Now, here’s who gave me an earful: a Russian refugee suffering from diabetes who came to America fifteen years ago and settled in the neighborhood. Right off the bat, he wanted to know if I was a native born American and wondered if I had ever heard of the Soviet Union. The old fellow must have mistaken me for a Millennial or some such thing. I remember the USSR, all right, and the Cold War, too. I came of age with both prominent on the radar. My newfound friend waxed nostalgic about the nation of his birth and what he deemed its “moral code.” Gorbachev and Yeltsin, he said, were responsible for chaos—mostly—which is what made him a man without a country. As a footnote to his naming names, he conceded that Josef Stalin was something of a monster, but, come on, the guy also “built Russia.”

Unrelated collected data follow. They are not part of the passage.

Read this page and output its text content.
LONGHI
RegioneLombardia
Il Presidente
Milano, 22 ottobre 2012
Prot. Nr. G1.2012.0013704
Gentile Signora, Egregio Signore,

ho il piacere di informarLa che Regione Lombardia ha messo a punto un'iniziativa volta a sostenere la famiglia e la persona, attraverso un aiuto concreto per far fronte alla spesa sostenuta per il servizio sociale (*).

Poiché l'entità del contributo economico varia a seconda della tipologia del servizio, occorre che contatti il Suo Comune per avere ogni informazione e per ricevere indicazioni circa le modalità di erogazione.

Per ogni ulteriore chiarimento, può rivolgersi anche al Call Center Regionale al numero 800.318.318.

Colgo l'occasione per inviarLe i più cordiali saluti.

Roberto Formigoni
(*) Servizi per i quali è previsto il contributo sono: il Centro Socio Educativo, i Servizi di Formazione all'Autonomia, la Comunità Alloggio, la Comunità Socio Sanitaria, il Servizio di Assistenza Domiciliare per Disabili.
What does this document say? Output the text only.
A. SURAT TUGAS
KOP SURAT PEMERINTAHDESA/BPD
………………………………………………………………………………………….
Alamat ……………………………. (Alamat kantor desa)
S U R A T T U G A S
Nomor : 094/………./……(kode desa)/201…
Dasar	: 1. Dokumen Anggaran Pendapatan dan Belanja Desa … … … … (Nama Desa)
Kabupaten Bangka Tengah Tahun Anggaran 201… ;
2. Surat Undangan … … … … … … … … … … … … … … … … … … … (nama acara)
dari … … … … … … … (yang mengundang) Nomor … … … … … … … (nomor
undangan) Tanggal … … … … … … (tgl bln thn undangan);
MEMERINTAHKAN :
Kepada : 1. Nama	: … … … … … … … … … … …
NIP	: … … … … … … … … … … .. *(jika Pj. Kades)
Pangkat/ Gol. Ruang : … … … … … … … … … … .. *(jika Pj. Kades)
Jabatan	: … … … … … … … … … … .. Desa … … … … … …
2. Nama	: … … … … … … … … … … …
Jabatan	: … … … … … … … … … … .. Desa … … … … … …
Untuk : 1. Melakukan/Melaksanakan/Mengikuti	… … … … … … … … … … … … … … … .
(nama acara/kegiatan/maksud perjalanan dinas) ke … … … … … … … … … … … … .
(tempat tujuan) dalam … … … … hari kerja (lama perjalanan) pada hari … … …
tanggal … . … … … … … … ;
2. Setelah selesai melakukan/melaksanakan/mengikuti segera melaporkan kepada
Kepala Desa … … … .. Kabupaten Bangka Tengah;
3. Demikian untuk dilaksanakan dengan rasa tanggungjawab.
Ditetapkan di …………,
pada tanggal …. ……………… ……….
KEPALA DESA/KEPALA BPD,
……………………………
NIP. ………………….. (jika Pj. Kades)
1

The rambling Russian was far from finished. He informed me that he was now an American patriot, despite finding great fault with our penchant for military adventures and haughty boasts of “exceptionalism.” On the other hand, the man thinks very highly of American domestic policies, although he wasn’t the least bit specific on this count. In the midst of his extended sermon—I didn’t get a chance to say much—he inquired if anything he had thus far said offended me. “No,” I answered, which was the truth. With respect to benign, affable ramblers, I don’t offend easily.

In retrospect, the most offensive thing the man probably said to me was that he voted for Donald Trump. His friends, he reported, thought he had taken leave of his senses. But this former denizen of the Soviet Union had attended a university in the old country—when all that good stuff was taken care of by the totalitarian nanny state—and made an intellectual argument for his vote. Since he didn’t have the greatest command of the English language, I can’t really say how he came to his decision to throw in with the Orange Man. The voluble Russian merely wanted to “make America great again” and “drain the swamp.” Don’t we all. One last thing, my park bench companion let a lot of saliva fly as he spoke. Fortunately, I was far enough away from these missiles of October. And just as quickly as he crashed my space, he departed. I was prepared to shake his hand, but I suppose it’s not in the Russian playbook.